Completeness proofs are currently implemented for CSMT only. MPF completeness proofs are planned.

Storage Model

Both implementations use a three-column storage model:

Column Key Value Purpose
KV User key User value Original key-value pairs
Trie Derived tree key Node (jump + hash) Merkle tree structure
Journal User key Tagged value KVOnly replay log

The tree key is derived from the user key (and optionally a prefix from the value) using the FromKV/FromHexKV conversion records. The Journal column records mutations made in KVOnly mode for later replay against the tree.

See Storage Layer for implementation-specific details.

Operational Modes

MTS operates in one of two modes, enforced at the type level by the Mode kind and the Ops GADT:

  • KVOnly — mutations write to the KV and Journal columns only. No tree operations are available (no root hash, no proofs). This is the fast-ingest mode.
  • Full — mutations write to KV and update the CSMT/MPF tree. Root hash, inclusion proofs, and completeness proofs are available.

The mode is not observable from the database alone; it is tracked by the Ops GADT in memory.

Lifecycle and Transition

The Ops GADT provides bidirectional transitions:

  • toFull (KVOnly → Full): replays journal entries against the tree via patchParallel with concurrent bucket execution, then returns OpsFull.
  • toKVOnly (Full → KVOnly): verifies the journal is empty, then returns OpsKVOnly.

The MtsTransition record provides a managed lifecycle with a one-shot transitionToFull action that locks the KVOnly store before replaying.

Crash Safety

Each bucket transaction in the parallel replay is atomic (tree ops + journal entry deletes in a single transaction).

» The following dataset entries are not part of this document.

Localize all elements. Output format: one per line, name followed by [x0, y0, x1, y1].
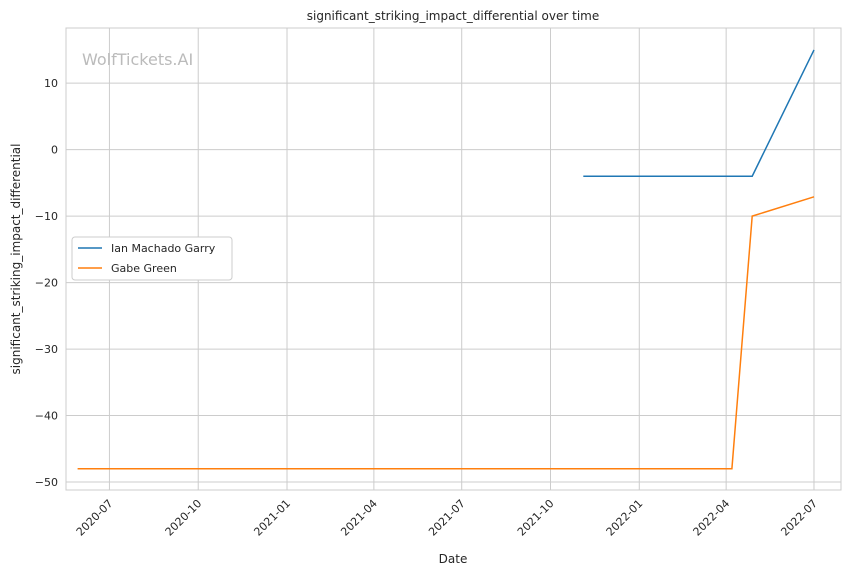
- chart-title: significant_striking_impact_differential…: [307, 9, 599, 23]
- x-tick-label: 2022-01: [604, 497, 646, 539]
- x-tick-label: 2021-04: [338, 497, 380, 539]
- watermark: WolfTickets.AI: [82, 50, 193, 69]
- x-tick-label: 2022-07: [778, 497, 820, 539]
- y-tick-label: 0: [51, 144, 58, 157]
- y-tick-label: −40: [35, 410, 58, 423]
- y-axis-label: significant_striking_impact_differential: [9, 144, 23, 375]
- legend-label-ian: Ian Machado Garry: [111, 242, 216, 255]
- y-tick-label: −30: [35, 343, 58, 356]
- y-tick-label: 10: [44, 77, 58, 90]
- series-line-0: [583, 49, 815, 177]
- plot-frame: [65, 27, 842, 491]
- legend: Ian Machado Garry Gabe Green: [71, 236, 233, 281]
- x-axis-label: Date: [439, 552, 468, 566]
- legend-box: [71, 236, 233, 281]
- y-tick-label: −20: [35, 277, 58, 290]
- x-tick-label: 2020-10: [163, 497, 205, 539]
- series-line-1: [77, 196, 815, 470]
- x-tick-label: 2021-01: [251, 497, 293, 539]
- y-tick-label: −10: [35, 210, 58, 223]
- x-tick-label: 2021-07: [426, 497, 468, 539]
- y-tick-label: −50: [35, 476, 58, 489]
- legend-label-gabe: Gabe Green: [111, 262, 177, 275]
- x-tick-label: 2022-04: [691, 497, 733, 539]
- x-tick-label: 2020-07: [74, 497, 116, 539]
- x-tick-label: 2021-10: [515, 497, 557, 539]
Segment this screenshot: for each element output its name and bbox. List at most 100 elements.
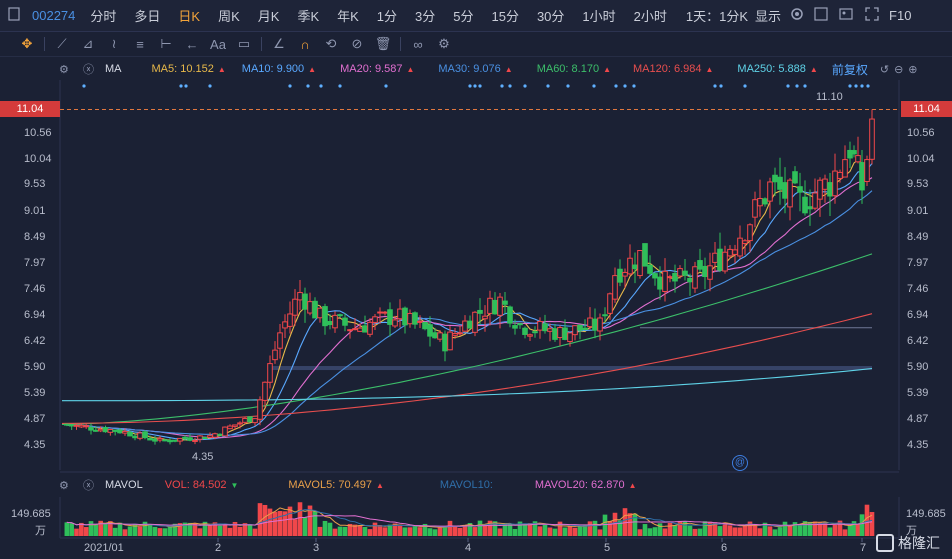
volume-bar xyxy=(112,527,118,536)
fib-tool-icon[interactable]: ≡ xyxy=(136,36,144,52)
adjust-button[interactable]: 前复权 xyxy=(831,62,868,77)
fullscreen-icon[interactable] xyxy=(859,7,885,24)
volume-bar xyxy=(702,521,708,536)
ma-settings-icon[interactable]: ⚙ xyxy=(59,63,69,76)
note-tool-icon[interactable]: ▭ xyxy=(237,36,251,51)
candle-body xyxy=(78,424,85,428)
volume-bar xyxy=(103,523,108,536)
move-cross-icon[interactable]: ✥ xyxy=(21,36,33,51)
tab-15min[interactable]: 15分 xyxy=(491,9,519,24)
volume-bar xyxy=(851,521,857,536)
candle xyxy=(267,355,273,389)
candle xyxy=(257,396,263,426)
tab-3min[interactable]: 3分 xyxy=(415,9,436,24)
hide-icon[interactable]: ⊘ xyxy=(351,36,363,51)
zoom-in-icon[interactable]: ⊕ xyxy=(908,63,918,76)
volume-bar xyxy=(442,527,448,536)
checkbox-icon[interactable] xyxy=(809,7,833,24)
sync-icon[interactable]: ⟲ xyxy=(325,36,337,51)
volume-bar xyxy=(472,527,478,536)
tab-daily-k[interactable]: 日K xyxy=(178,9,201,24)
tab-weekly-k[interactable]: 周K xyxy=(218,9,240,24)
mavol5-value: MAVOL5: 70.497 xyxy=(288,479,372,491)
channel-tool-icon[interactable]: ⊿ xyxy=(82,36,94,51)
tab-2hour[interactable]: 2小时 xyxy=(633,9,667,24)
toolbar-divider xyxy=(44,37,45,51)
tab-duori[interactable]: 多日 xyxy=(134,9,161,24)
candle xyxy=(697,248,703,273)
candle xyxy=(537,317,543,339)
volume-bar xyxy=(167,526,173,536)
candle-body xyxy=(787,179,793,208)
candle-body xyxy=(532,331,538,334)
candle xyxy=(357,323,363,332)
candle-body xyxy=(312,300,318,319)
volume-bar xyxy=(787,525,793,536)
tab-1min[interactable]: 1分 xyxy=(376,9,398,24)
tab-fenshi[interactable]: 分时 xyxy=(90,9,117,24)
candle-body xyxy=(507,306,513,324)
candle xyxy=(97,426,104,433)
candle xyxy=(477,298,483,325)
delete-icon[interactable]: 🗑 xyxy=(374,36,392,51)
reset-icon[interactable]: ↺ xyxy=(879,63,890,76)
tab-quarterly-k[interactable]: 季K xyxy=(297,9,320,24)
candle xyxy=(807,189,813,226)
tab-monthly-k[interactable]: 月K xyxy=(257,9,280,24)
candle-body xyxy=(597,317,603,332)
candle xyxy=(427,316,433,347)
volume-bar xyxy=(512,528,518,536)
event-marker-dot xyxy=(786,84,790,88)
volume-bar xyxy=(482,525,488,536)
ma10-up-icon: ▲ xyxy=(308,64,317,74)
interval-select[interactable]: 1天：1分K xyxy=(685,9,749,24)
ma-close-icon[interactable]: ⓧ xyxy=(83,64,94,76)
candle-body xyxy=(342,317,348,326)
volume-bar xyxy=(447,520,453,536)
toolbar-settings-icon[interactable]: ⚙ xyxy=(438,36,450,51)
candle xyxy=(232,424,238,430)
link-icon[interactable]: ∞ xyxy=(413,36,423,52)
candle-body xyxy=(527,334,533,337)
wave-tool-icon[interactable]: ≀ xyxy=(111,36,117,51)
text-tool-icon[interactable]: Aa xyxy=(210,36,226,52)
settings-gear-icon[interactable] xyxy=(785,7,809,24)
candle-body xyxy=(457,332,463,335)
candle xyxy=(702,257,708,290)
mavol-label[interactable]: MAVOL xyxy=(105,479,143,491)
ma-label[interactable]: MA xyxy=(105,63,122,75)
volume-bar xyxy=(157,528,163,536)
candle xyxy=(682,259,688,281)
line-tool-icon[interactable]: ⟋ xyxy=(57,36,67,51)
vol-close-icon[interactable]: ⓧ xyxy=(83,480,94,492)
stock-code[interactable]: 002274 xyxy=(32,8,76,23)
candle-body xyxy=(607,293,613,314)
price-tick-right: 5.39 xyxy=(907,386,929,399)
range-tool-icon[interactable]: ⊢ xyxy=(160,36,172,51)
ruler-tool-icon[interactable]: ∠ xyxy=(273,36,285,51)
price-tick-right: 8.49 xyxy=(907,230,929,243)
price-tick-right: 9.01 xyxy=(907,204,929,217)
zoom-out-icon[interactable]: ⊖ xyxy=(894,63,904,76)
volume-bar xyxy=(307,505,313,536)
arrow-tool-icon[interactable]: ← xyxy=(185,36,199,52)
vol-settings-icon[interactable]: ⚙ xyxy=(59,479,69,492)
panel-toggle-icon[interactable] xyxy=(0,7,28,24)
tab-yearly-k[interactable]: 年K xyxy=(337,9,359,24)
display-menu[interactable]: 显示 xyxy=(755,9,782,24)
tab-1hour[interactable]: 1小时 xyxy=(582,9,616,24)
target-icon[interactable]: @ xyxy=(732,455,748,471)
volume-bar xyxy=(492,521,498,536)
tab-30min[interactable]: 30分 xyxy=(536,9,565,24)
ma5-up-icon: ▲ xyxy=(217,64,226,74)
candle xyxy=(177,437,183,445)
candle-body xyxy=(202,436,208,440)
candle-body xyxy=(262,381,268,401)
tab-5min[interactable]: 5分 xyxy=(453,9,474,24)
f10-button[interactable]: F10 xyxy=(889,8,912,23)
volume-bar xyxy=(222,524,228,536)
candle xyxy=(202,436,208,440)
magnet-icon[interactable]: ∩ xyxy=(300,36,310,52)
mavol-lines xyxy=(66,507,873,528)
screenshot-icon[interactable] xyxy=(833,7,859,24)
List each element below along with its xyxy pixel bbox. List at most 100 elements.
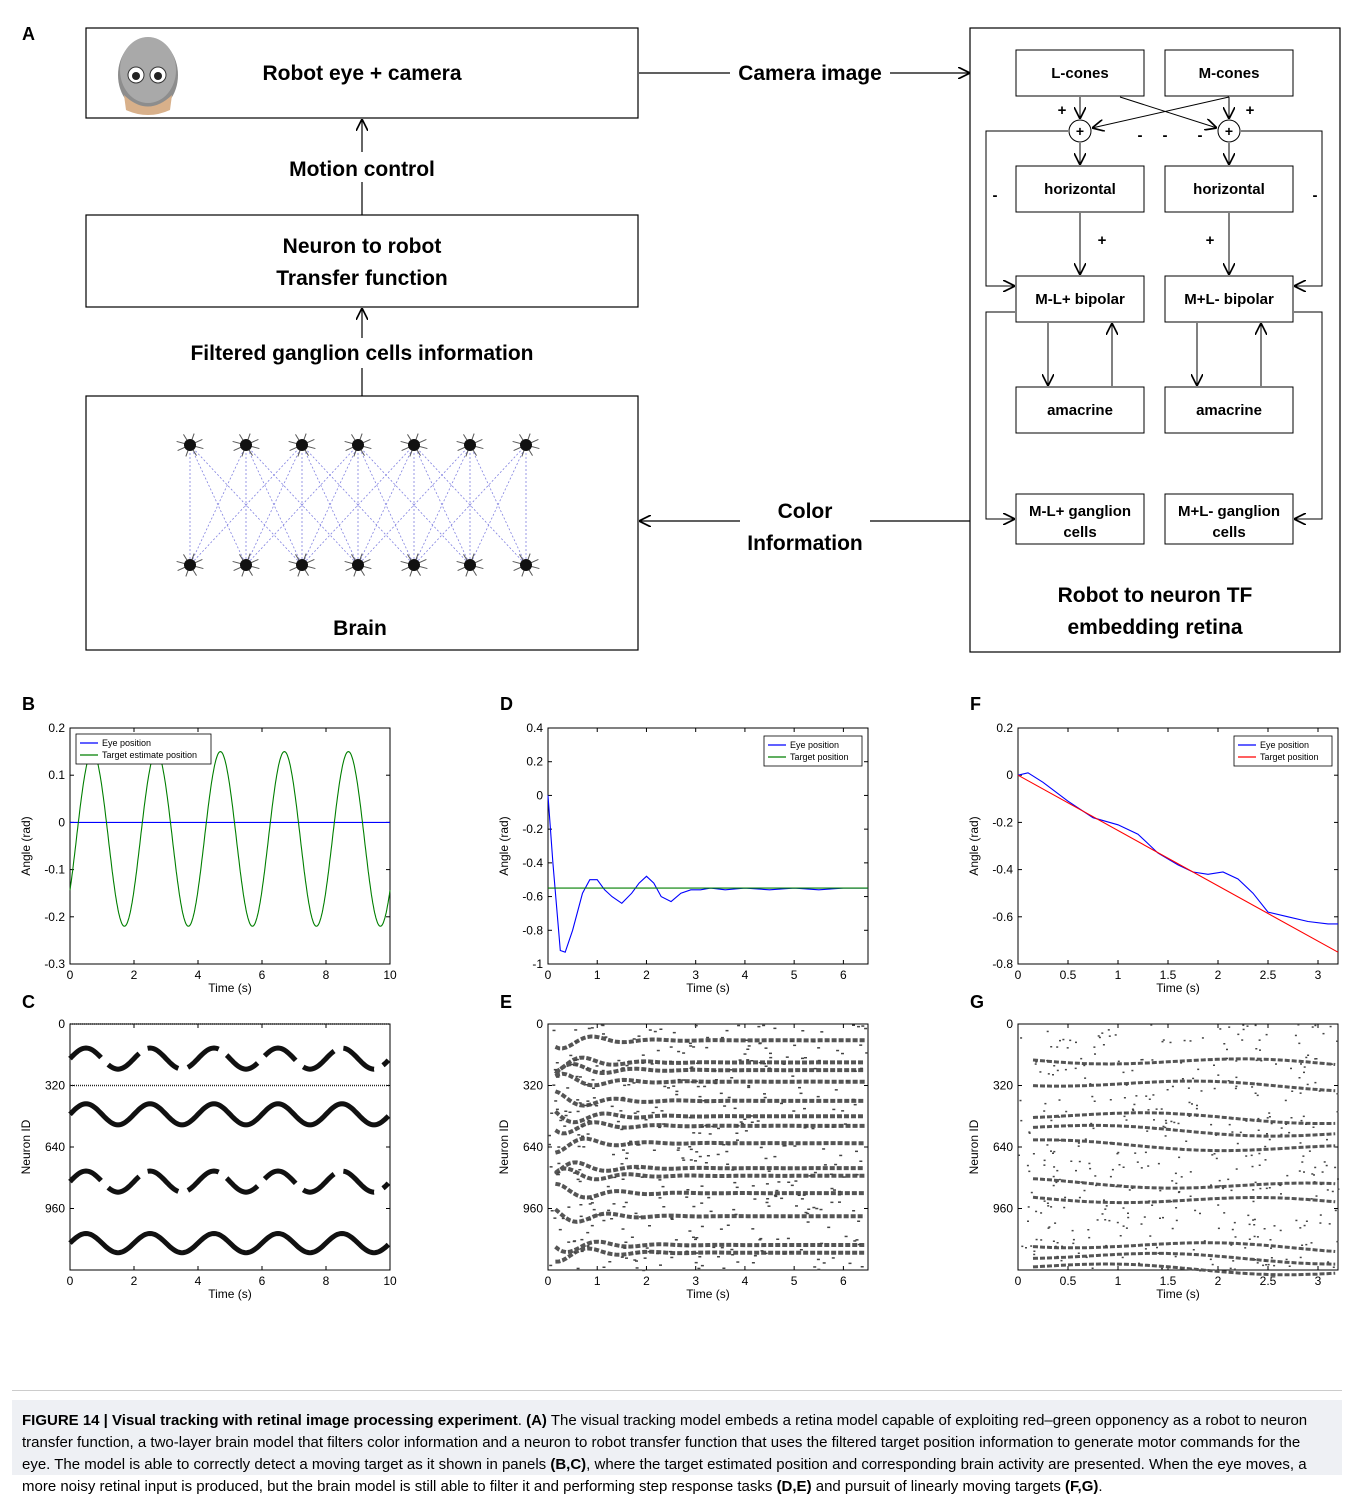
raster-band bbox=[554, 1166, 865, 1182]
raster-band bbox=[1032, 1079, 1336, 1093]
raster-spike bbox=[1118, 1164, 1121, 1166]
robot-eye-box bbox=[85, 27, 639, 119]
y-axis-label: Angle (rad) bbox=[967, 816, 981, 875]
x-tick-label: 6 bbox=[259, 968, 266, 982]
neuron-icon bbox=[456, 553, 484, 577]
raster-spike bbox=[670, 1256, 674, 1259]
raster-spike bbox=[790, 1040, 794, 1042]
raster-spike bbox=[705, 1046, 709, 1049]
legend-entry: Eye position bbox=[790, 740, 839, 750]
raster-spike bbox=[823, 1164, 827, 1166]
x-tick-label: 6 bbox=[259, 1274, 266, 1288]
raster-spike bbox=[1144, 1151, 1147, 1154]
raster-spike bbox=[816, 1095, 820, 1098]
panel-label-a: A bbox=[22, 24, 35, 44]
neuron-icon bbox=[344, 553, 372, 577]
neuron-soma bbox=[520, 439, 532, 451]
raster-spike bbox=[576, 1099, 580, 1101]
raster-spike bbox=[704, 1124, 708, 1127]
raster-spike bbox=[1328, 1223, 1331, 1225]
raster-spike bbox=[569, 1054, 573, 1057]
raster-spike bbox=[1285, 1258, 1288, 1261]
raster-spike bbox=[845, 1080, 849, 1082]
raster-spike bbox=[1227, 1080, 1230, 1082]
raster-spike bbox=[1059, 1039, 1061, 1042]
raster-spike bbox=[685, 1250, 689, 1252]
raster-spike bbox=[1264, 1145, 1267, 1148]
raster-spike bbox=[682, 1159, 686, 1161]
panel-label-d: D bbox=[500, 694, 513, 714]
raster-spike bbox=[1305, 1220, 1308, 1222]
raster-spike bbox=[1305, 1243, 1308, 1246]
x-tick-label: 4 bbox=[742, 968, 749, 982]
raster-spike bbox=[556, 1076, 560, 1078]
raster-spike bbox=[855, 1173, 859, 1176]
x-tick-label: 2 bbox=[1215, 1274, 1222, 1288]
raster-spike bbox=[1265, 1187, 1268, 1190]
raster-spike bbox=[830, 1187, 834, 1190]
raster-spike bbox=[1254, 1259, 1257, 1261]
raster-spike bbox=[1123, 1097, 1126, 1099]
y-tick-label: -0.6 bbox=[522, 890, 543, 904]
raster-spike bbox=[706, 1036, 710, 1039]
raster-spike bbox=[1089, 1083, 1092, 1085]
x-tick-label: 1 bbox=[594, 968, 601, 982]
y-tick-label: 960 bbox=[45, 1202, 65, 1216]
raster-spike bbox=[1219, 1185, 1222, 1187]
raster-band bbox=[1032, 1123, 1336, 1138]
raster-spike bbox=[727, 1096, 731, 1099]
raster-spike bbox=[1060, 1259, 1063, 1262]
raster-spike bbox=[690, 1066, 694, 1068]
raster-spike bbox=[580, 1250, 584, 1253]
raster-spike bbox=[658, 1179, 662, 1181]
raster-spike bbox=[1254, 1024, 1257, 1027]
raster-spike bbox=[839, 1154, 843, 1157]
x-tick-label: 8 bbox=[323, 1274, 330, 1288]
raster-spike bbox=[648, 1029, 652, 1031]
raster-spike bbox=[806, 1221, 810, 1223]
raster-spike bbox=[1104, 1219, 1107, 1221]
raster-spike bbox=[1298, 1170, 1301, 1172]
raster-spike bbox=[1074, 1067, 1077, 1070]
y-tick-label: 320 bbox=[993, 1079, 1013, 1093]
raster-spike bbox=[1025, 1247, 1027, 1249]
raster-spike bbox=[601, 1069, 605, 1072]
raster-band bbox=[554, 1034, 865, 1051]
raster-spike bbox=[834, 1089, 838, 1091]
raster-spike bbox=[700, 1264, 704, 1267]
legend-entry: Target position bbox=[790, 752, 849, 762]
raster-spike bbox=[1235, 1168, 1238, 1170]
raster-spike bbox=[647, 1250, 651, 1253]
raster-spike bbox=[812, 1206, 816, 1209]
neuron-icon bbox=[400, 433, 428, 457]
raster-band bbox=[554, 1207, 865, 1224]
sign-l-plus: + bbox=[1058, 102, 1067, 119]
panel-label-b: B bbox=[22, 694, 35, 714]
raster-spike bbox=[1173, 1121, 1176, 1124]
raster-spike bbox=[1063, 1206, 1066, 1209]
raster-spike bbox=[815, 1207, 819, 1210]
raster-spike bbox=[829, 1173, 833, 1175]
raster-spike bbox=[1050, 1046, 1053, 1048]
raster-spike bbox=[1122, 1166, 1125, 1168]
raster-spike bbox=[612, 1203, 616, 1205]
raster-spike bbox=[681, 1157, 685, 1159]
y-axis-label: Angle (rad) bbox=[497, 816, 511, 875]
raster-spike bbox=[592, 1097, 596, 1099]
raster-spike bbox=[1020, 1119, 1023, 1122]
robot-box-label: Robot eye + camera bbox=[262, 62, 461, 85]
raster-spike bbox=[578, 1102, 582, 1104]
raster-spike bbox=[765, 1183, 769, 1185]
raster-spike bbox=[621, 1178, 625, 1180]
raster-spike bbox=[557, 1171, 561, 1174]
neuron-soma bbox=[240, 559, 252, 571]
raster-spike bbox=[1165, 1122, 1168, 1124]
raster-spike bbox=[786, 1237, 790, 1240]
plot-frame bbox=[1017, 1023, 1339, 1271]
panel-label-c: C bbox=[22, 992, 35, 1012]
raster-spike bbox=[1145, 1095, 1148, 1097]
raster-spike bbox=[1157, 1162, 1160, 1165]
y-axis-label: Angle (rad) bbox=[19, 816, 33, 875]
raster-spike bbox=[1321, 1171, 1324, 1173]
raster-spikes bbox=[68, 1023, 391, 1256]
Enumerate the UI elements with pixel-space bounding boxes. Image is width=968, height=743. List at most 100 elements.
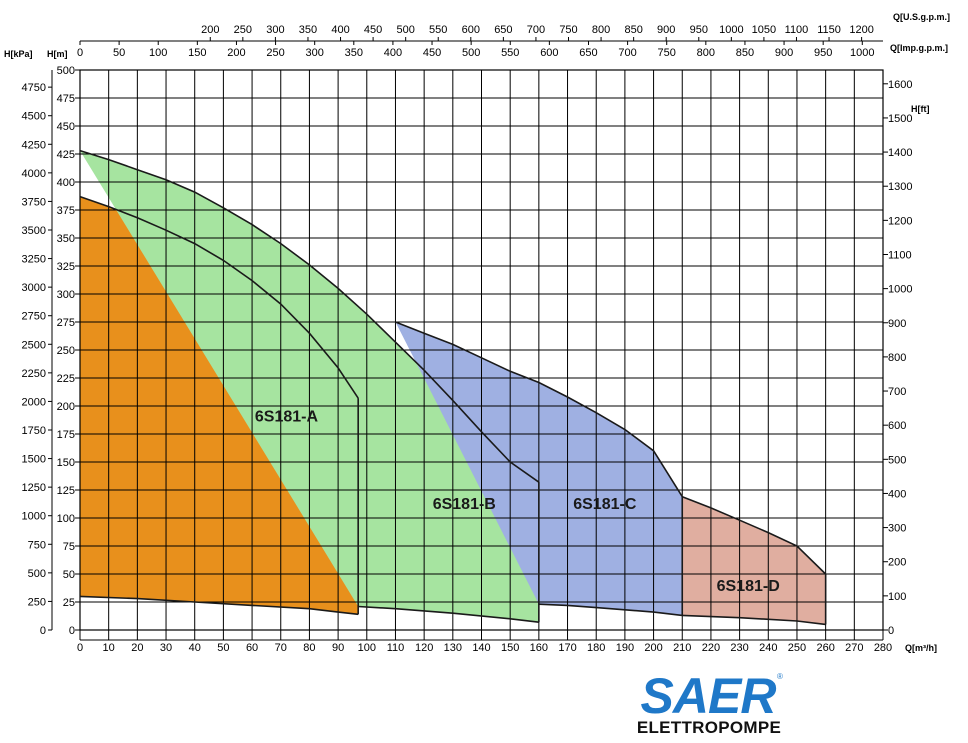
- usgpm-tick-label: 650: [494, 24, 512, 36]
- x-tick-label: 120: [415, 642, 433, 654]
- y-ft-tick-label: 900: [888, 318, 906, 330]
- y-ft-tick-label: 1000: [888, 284, 912, 296]
- x-tick-label: 0: [77, 642, 83, 654]
- impgpm-tick-label: 500: [462, 47, 480, 59]
- y-kpa-tick-label: 1250: [22, 482, 46, 494]
- impgpm-tick-label: 850: [736, 47, 754, 59]
- x-tick-label: 40: [189, 642, 201, 654]
- y-kpa-tick-label: 3500: [22, 225, 46, 237]
- usgpm-tick-label: 950: [690, 24, 708, 36]
- x-tick-label: 70: [275, 642, 287, 654]
- y-kpa-tick-label: 3000: [22, 282, 46, 294]
- x-tick-label: 180: [587, 642, 605, 654]
- impgpm-tick-label: 200: [227, 47, 245, 59]
- curve-upper-6s181-d: [682, 495, 827, 575]
- impgpm-tick-label: 0: [77, 47, 83, 59]
- y-kpa-tick-label: 4250: [22, 139, 46, 151]
- x-tick-label: 220: [702, 642, 720, 654]
- y-ft-tick-label: 200: [888, 557, 906, 569]
- y-kpa-tick-label: 1500: [22, 454, 46, 466]
- y-m-tick-label: 250: [57, 345, 75, 357]
- y-ft-tick-label: 600: [888, 420, 906, 432]
- impgpm-tick-label: 600: [540, 47, 558, 59]
- region-6s181-d: [682, 496, 826, 625]
- x-tick-label: 270: [845, 642, 863, 654]
- y-ft-tick-label: 300: [888, 523, 906, 535]
- h-ft-axis-title: H[ft]: [911, 104, 930, 114]
- impgpm-tick-label: 400: [384, 47, 402, 59]
- saer-logo: SAER ® ELETTROPOMPE: [633, 668, 785, 740]
- curve-lower-6s181-b: [358, 605, 539, 623]
- x-tick-label: 110: [387, 642, 405, 654]
- h-m-axis-title: H[m]: [47, 49, 68, 59]
- logo-brand: SAER: [640, 668, 777, 724]
- y-m-tick-label: 300: [57, 289, 75, 301]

A sentinel flag in the journal column brackets the non-atomic toFull sequence:

  1. Write sentinel + expandToBucketDepth (atomic)
  2. Replay loop (parallel bucket transactions)
  3. mergeSubtreeRoots + delete sentinel (atomic)

If the process crashes between steps 1–4, the next toFull detects the sentinel, runs mergeSubtreeRoots to fix the tree top, then continues with the normal replay of remaining journal entries.

The DbState type exposes this as a three-state open result:

  • NeedsRecovery — sentinel found, must run recovery first
  • Ready — clean state, choose KVOnly or Full

Rollbacks

The rollbacks library implements a swap-partition model where two database partitions alternate between "live" and "staging" roles. Rollbacks discard the staging partition and swap back. Formal correctness is proved in Lean 4 (see lean/ directory).